Fucking breathe, I tell myself.Breathe!
Tiny needles prick inside my lungs, and I feel a rush of air enter my throat. More air pushes harder, the pain breaks free, and my eyes fly open. Water comes out of my mouth and nose, and it burns like acid. I cough and cough until my eyes water, and I look over and see the bathtub I was in. Water flows over the top, and I don’t understand.
“Maddie, look at me.” I blink and try to focus. “Maddie B, it’s Frankie.” I hear. Frankie? I try to talk, but someone tells me to take it easy. I look over and see a medic.
“Ma’am, we have to get you to the hospital.” I turn to the other side of me and see Frankie. I’m so confused. What the hell has happened? My brain is so foggy still, and I’m so tired. I close my eyes for a second, and it feels too good. I hear mumbling, but can’t make it out. I can’t fight the sleep. I give in, and I’m falling again, but this time I’m not okay with it. I’m scared, and I see his face in my mind before I’m out.
A Few Days Later
My eyelids flutter open, and I move my toes. The room comes into view, and I hear beeping. I’m in a hospital. I try to swallow, but it hurts and makes me groan.
“Maddie.” I peer over and see Landon. “Here, have some water,” he says as he lifts the cup to my lips. I take it, grateful for the cold fluid that soothes my dry, raw throat. It makes me wince, though, and I clutch the blanket that’s covering me to try to force it down. Landon puts the cup on the nightstand and takes his seat beside my bed.
“You almost died, B,” he says. “You almost fucking died on me.” He puts his hands on his face, and I look away.
“What happened?” I ask, finally finding my voice. He looks up and sniffs as he adjusts his snapback on his head.
“Frankie and I were going crazy not hearing from you, so we started looking around. Found out you were spending all your time at some local dive bar. The bartender told us where you lived so we went over. We didn’t hear anything, and we knocked forever. Finally, Frankie got tired of knocking so he kicked the door in, and we found you in the tub. Your head was halfway underwater. He yanked you out and started giving you CPR while I called the ambulance.”
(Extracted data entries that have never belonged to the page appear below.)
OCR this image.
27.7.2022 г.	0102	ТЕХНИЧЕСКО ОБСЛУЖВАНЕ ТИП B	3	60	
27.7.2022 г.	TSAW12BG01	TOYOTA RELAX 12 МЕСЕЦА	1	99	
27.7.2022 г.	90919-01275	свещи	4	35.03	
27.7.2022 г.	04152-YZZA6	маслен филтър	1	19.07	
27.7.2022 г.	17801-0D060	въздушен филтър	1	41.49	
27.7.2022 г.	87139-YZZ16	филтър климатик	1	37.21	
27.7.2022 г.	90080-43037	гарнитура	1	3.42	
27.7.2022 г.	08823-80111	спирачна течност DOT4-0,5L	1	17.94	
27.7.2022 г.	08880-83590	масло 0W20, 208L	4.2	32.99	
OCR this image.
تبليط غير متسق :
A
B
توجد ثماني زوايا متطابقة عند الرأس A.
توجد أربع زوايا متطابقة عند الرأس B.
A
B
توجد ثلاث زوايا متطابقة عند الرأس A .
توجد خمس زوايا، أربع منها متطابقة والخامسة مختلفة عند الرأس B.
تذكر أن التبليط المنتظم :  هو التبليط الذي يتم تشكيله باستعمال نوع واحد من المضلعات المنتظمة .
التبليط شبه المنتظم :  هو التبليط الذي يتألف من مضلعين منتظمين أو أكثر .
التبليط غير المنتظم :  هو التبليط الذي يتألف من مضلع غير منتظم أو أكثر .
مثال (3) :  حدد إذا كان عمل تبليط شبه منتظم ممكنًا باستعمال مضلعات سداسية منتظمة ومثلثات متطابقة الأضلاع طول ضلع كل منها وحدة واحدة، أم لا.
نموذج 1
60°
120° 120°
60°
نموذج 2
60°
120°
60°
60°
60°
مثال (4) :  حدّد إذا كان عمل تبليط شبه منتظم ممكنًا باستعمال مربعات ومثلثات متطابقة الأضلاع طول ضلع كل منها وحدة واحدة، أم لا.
I still don’t get it. How did I end up in the tub? Last thing I remember was sitting on my bed. Good God, I’m more far gone than I realized.
“Maddie, what the hell were you thinking? Were you trying to kill yourself? I need to know. You have to give me some answers here. I’m your brother, your family. Let me help you.”
“I honestly don’t know, Landon. I don’t remember any of it,” I tell him as I rub my eyes.
I almost drowned. In a damn bathtub.
“You had a lot of drugs in your system. Downers and uppers mixed. They had to pump your stomach.” I look away again, my eyes focusing on the trees that are now covered in snow. I feel so distant. So far away from everyone. I’ve spent my nights alone—the only things to keep me company are the drugs and my own shadow. They comfort me, and they never let me go.
“You need help, B.” I look away from the window and back at my brother.
“I know,” I finally say. “I know.”
***
I was in the hospital a few more days after that. They monitored me and made sure I wasn’t going to off myself. I had to agree to go to rehab, which was okay. I knew I needed help. I couldn’t do it alone anymore. I wasn’t dealing with any of my past. I needed to face it all, but I needed professional help with the shit in my head and the drugs that had taken over me.